In the near future Tom Zimberoff, Founder and CEO of
PIXterity, will be launching a new portal that proposes to supply member photographers with a huge amount of contemporary data (Big Data) that will enable them to know what image buyers are actually paying top producers for the images they purchase for their projects. Photographers who place their work exclusively with PIXterity are expected to get much better prices for their stock and assignment work.
Currently there is a very interesting, long discussion on the LinkedIn Group of
American Photographic Artists, APA that readers may find interesting.
The discussion was started by Advertising and Corporate photographer Dennis Ray Davis who said, “I am moving out of commercial assignment photography into selling my photography after the fact. I am looking for recommendations on stock agencies and methods for selling fine art images and video.”
Zimberoff is one of several photographer who responded, but the discussion has centered around whether more and better data can help photographers get much higher prices for their work than they currently get when licensing their images through stock distributors.
What Photographers Need
I agree with Tom that a photographer needs three kinds of intelligence.
(1) His costs of production,
(2) What a particular buyer has paid other photographers, in the past, to license the same type of use, and
(3) What other buyers have paid other photographers for the same type of work.
Problem With Gathering Such Data
For the stock photographer it is very difficult (I want to say impossible) to know what it costs to produce any individual image, assuming they factor all overhead costs into that "cost" and don't just look at "direct costs." Nevertheless, professional photographers should do everything possible to have a clear understanding of total costs. A photographer can know what his overall costs are on an annual basis, and he can know how many images he produced, but there are a couple of other factors that make the real cost of an image much harder to calculate. They include:
(1) How many of the edited images (not all the frames of a raw shoot) will ever sell. Most RM photographers are lucky if 1% of the images they have in their stock collections ever sell. Thus, the price they get for the one that does sell must be at least 100 times the average cost of producing a single image.
(2) The photographer has no idea how many images he will sell in a given year. At the end of the year he may be able to look back and see what his total costs of operation were, and how many images he really licensed, in order to determine his average cost per image licensed. However, this doesn’t help a lot in pricing future uses because next year he may produce fewer images and sell more, or vise versa.
For many photographers as they build a larger portfolio they tend to make more sales. If their prices and costs remain level then their profit will increase annually. But what has been happening lately is that prices have been falling, pretty dramatically, and many people are not selling as many images as they did in the past. They are hit by a double whammy.
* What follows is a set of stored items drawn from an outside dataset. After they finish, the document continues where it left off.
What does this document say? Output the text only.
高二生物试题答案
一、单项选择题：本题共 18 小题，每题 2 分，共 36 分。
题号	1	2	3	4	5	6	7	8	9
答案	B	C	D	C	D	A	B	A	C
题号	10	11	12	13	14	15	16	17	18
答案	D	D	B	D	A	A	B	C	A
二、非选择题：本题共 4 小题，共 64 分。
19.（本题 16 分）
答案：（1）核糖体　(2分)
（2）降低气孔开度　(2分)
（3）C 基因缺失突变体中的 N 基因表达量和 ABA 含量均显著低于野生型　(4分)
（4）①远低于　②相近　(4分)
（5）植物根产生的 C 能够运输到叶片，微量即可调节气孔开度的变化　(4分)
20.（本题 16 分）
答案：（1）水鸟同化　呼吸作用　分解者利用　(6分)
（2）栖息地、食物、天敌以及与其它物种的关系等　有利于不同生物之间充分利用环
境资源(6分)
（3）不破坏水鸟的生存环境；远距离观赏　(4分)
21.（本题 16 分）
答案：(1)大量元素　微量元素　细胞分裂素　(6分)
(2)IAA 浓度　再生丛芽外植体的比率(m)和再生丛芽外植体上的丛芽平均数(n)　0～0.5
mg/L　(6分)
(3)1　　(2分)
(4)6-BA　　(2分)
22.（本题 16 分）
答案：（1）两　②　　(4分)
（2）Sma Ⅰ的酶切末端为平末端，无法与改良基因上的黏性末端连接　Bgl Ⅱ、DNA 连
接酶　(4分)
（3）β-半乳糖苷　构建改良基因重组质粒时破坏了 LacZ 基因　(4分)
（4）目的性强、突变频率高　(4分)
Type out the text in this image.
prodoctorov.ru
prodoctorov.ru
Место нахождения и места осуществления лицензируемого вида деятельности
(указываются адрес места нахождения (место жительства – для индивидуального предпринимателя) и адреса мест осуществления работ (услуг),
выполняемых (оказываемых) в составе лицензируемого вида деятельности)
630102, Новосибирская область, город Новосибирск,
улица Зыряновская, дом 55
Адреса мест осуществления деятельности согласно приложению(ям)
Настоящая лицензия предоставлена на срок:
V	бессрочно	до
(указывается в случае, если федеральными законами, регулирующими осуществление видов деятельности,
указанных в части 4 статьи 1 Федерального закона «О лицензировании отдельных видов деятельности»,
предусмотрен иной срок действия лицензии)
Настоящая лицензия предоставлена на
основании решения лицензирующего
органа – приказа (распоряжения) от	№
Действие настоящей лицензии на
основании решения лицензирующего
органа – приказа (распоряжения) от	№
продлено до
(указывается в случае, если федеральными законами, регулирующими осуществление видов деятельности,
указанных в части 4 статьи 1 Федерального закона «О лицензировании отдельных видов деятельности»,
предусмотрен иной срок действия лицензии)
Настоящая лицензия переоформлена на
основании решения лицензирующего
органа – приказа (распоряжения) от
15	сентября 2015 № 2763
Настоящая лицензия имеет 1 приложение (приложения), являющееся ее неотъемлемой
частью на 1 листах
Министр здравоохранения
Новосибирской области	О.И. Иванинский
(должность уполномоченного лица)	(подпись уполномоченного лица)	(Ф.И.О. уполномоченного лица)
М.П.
And increasing production often doesn’t result in a corresponding increase in sales, even at the lower prices.
In addition, there are a couple other factors that come into play. When the price is lower the experienced photographer tends to license a higher percentage of the total images in his collection and license each image more frequently. Thus, this is an argument (and I’m sure Tom doesn’t want to hear this) for licensing, at least some, images non-exclusively at lower prices. The question then becomes (and as best I can tell Big Data has been unable to answer), “What is the perfect price in order to maximize revenue, and profit per image, produced? Big Data may be able to answer that question after the fact, but I can’t see how it will tell you what you should be charging for the images you license next year.
Consider a little math. Assuming production costs are the same, is it better to license one image out of 100 for exclusive use for $3,000 or 10 images out of 100, each 20 times at an average price of $60 each. And you receive a 30% royalty, or $18 for each of these $60 sales?
Assuming you still choose to license your images for exclusive uses at high dollar figures, how likely is it that any of your images will be licensed and you will make even one $3,000 sale?
The trick, of course, is finding that perfect price point. I don’t think anyone has. But, there are many photographers who license their images non-exclusively, at prices that are often lower then $60, that earn more annually than the majority of photographers who license their images as RM in order to keep their images available for exclusive licensing.
Tom points out that, “no two photographers should necessarily offer the same price for the same picture or the same job.” Every photographer has different costs and different levels of productivity, and every buyer has different potential uses for most of the images they purchase.
In addition, one of the things that makes determining usage so difficult in today’s environment is that often at the time the first usage is purchased the art director (buyer) doesn’t know how many different uses, in different types of presentations, his client will eventually want to make of the image. Consequently, buyers often want to purchase unlimited, non-exclusive rights to every image they license. This is particularly true in the education business despite the fact that the vast majority of images will only be used once in a very small way.
Tom says, “I am specifically claiming that our software and Web/mobile platform will help photographers gain control over pricing their own work (even with one hand tied behind your back)—for both Stock & Assignment—by moving your interactive workflow with buyers online for the first time.”